In Skylar Ward v. Tilly's, Inc., issued on February 4, 2019, a former employee sued retail clothing store Tilly's over its practice of "on-call" scheduling. Tilly's assigned its employees to mandatory "on-call" shifts and required them to call in two hours before these shifts in order to find out if they should actually come in to work. If they were told to come in, they were paid for working the shift; if not, they received no compensation for being "on-call."
The plaintiff alleged that this practice violated the "reporting time pay" requirement contained in Section 5 of California Industrial Wage Commission Wage Order 7. This section, which is also contained in the other Wage Orders from 1 -16, mandates that employers pay employees for each "workday an employee is required to report for work and does report, but is not put to work or is furnished with less than half of his or her usual or scheduled day's work." Reporting time pay constitutes "half the usual or scheduled day's work, but in no event for less than two hours nor more than four hours, at his or her regular rate of pay."
In response, Tilly's argued that the phrase "report for work" requires an employee's physical presence at the workplace at the start of a scheduled shift. According to Tilly's, since the employer had only required employees to call in two hours before the start time, employees had not been required to "report for work" and therefore were not entitled to reporting time pay.
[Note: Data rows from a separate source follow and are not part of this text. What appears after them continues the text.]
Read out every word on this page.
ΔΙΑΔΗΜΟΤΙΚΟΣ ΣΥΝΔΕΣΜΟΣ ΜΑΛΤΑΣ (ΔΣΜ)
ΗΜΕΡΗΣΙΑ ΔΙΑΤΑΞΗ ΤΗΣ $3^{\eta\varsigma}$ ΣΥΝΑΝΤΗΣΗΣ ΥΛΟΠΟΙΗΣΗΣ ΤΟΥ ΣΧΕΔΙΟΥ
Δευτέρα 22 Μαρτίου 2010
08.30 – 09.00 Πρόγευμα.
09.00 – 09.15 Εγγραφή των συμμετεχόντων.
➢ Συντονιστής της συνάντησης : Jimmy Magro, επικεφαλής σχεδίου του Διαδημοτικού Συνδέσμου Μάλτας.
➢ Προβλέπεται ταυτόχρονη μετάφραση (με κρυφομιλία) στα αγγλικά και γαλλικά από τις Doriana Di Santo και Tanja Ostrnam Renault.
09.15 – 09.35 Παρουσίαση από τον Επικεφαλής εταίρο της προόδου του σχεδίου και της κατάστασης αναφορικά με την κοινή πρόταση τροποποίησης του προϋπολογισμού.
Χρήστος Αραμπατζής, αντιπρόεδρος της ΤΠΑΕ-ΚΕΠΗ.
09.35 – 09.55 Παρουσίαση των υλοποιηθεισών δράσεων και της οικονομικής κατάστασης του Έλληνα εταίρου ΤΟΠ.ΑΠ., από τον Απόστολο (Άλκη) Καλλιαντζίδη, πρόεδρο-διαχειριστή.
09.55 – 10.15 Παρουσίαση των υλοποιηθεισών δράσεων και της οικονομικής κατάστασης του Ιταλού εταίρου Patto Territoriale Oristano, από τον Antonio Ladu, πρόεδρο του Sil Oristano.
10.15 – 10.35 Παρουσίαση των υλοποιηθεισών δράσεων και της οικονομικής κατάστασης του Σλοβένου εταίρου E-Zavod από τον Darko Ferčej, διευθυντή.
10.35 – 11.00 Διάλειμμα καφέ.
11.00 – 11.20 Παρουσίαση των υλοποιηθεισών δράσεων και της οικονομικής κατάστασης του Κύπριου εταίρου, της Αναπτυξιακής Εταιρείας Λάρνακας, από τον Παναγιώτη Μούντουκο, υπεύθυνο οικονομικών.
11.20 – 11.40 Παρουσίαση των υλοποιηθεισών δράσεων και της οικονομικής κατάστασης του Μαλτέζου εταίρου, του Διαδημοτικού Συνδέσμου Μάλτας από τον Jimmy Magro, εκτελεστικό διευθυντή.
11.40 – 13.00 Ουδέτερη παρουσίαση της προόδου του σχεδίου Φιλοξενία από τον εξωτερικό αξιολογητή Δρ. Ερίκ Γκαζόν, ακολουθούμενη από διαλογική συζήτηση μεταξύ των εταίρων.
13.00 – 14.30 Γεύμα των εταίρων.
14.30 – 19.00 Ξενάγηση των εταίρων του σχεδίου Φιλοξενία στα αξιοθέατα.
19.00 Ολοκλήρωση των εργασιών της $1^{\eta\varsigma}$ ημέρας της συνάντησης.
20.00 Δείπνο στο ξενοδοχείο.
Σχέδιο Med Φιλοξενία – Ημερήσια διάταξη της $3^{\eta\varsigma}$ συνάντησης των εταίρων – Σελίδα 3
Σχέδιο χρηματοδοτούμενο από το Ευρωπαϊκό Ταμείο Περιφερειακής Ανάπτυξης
In a decision that could potentially affect scheduling practices throughout the state, the Court concluded that an employee need not physically appear at the workplace in order to "report for work." Instead, "reporting for work" is defined by the employer's direction as to the manner in which the employer must present himself for work, whether by calling in, logging on to a computer remotely, setting out on a trucking route, or some other method. If the employer directs an employee to "report" in a particular manner for a scheduled shift, reporting time pay is required if the employee is thereafter not actually put to work.
The Court specifically limited its holding to employer requirements that employees call in two hours before the start of a shift and are not put to work. The Court also found it significant that Tilly's call-in requirement imposed "significant limitations" on how employees could use their time before and during on-call shifts: "On-call shifts burden employees, who cannot take other jobs, go to school, or make social plans during on-call shifts—but who nonetheless receive no compensation from Tilly's unless they ultimately are called in to work. This is precisely the kind of abuse that reporting time pay was designed to discourage."
In light of the fact that Tilly's was a 2-1 decision and conflicts with at least one federal district court case,1 we anticipate an appeal to the California Supreme Court. In the meantime, California employers should carefully review any "call-in" scheduling practices with their Hanson Bridgett attorney.
1 Culley v. Lincare Inc. (E.D.Cal. 2017) 236 F.Supp.3d 1184, 1190 (interpreting the phrase report to work" to mean physically reporting).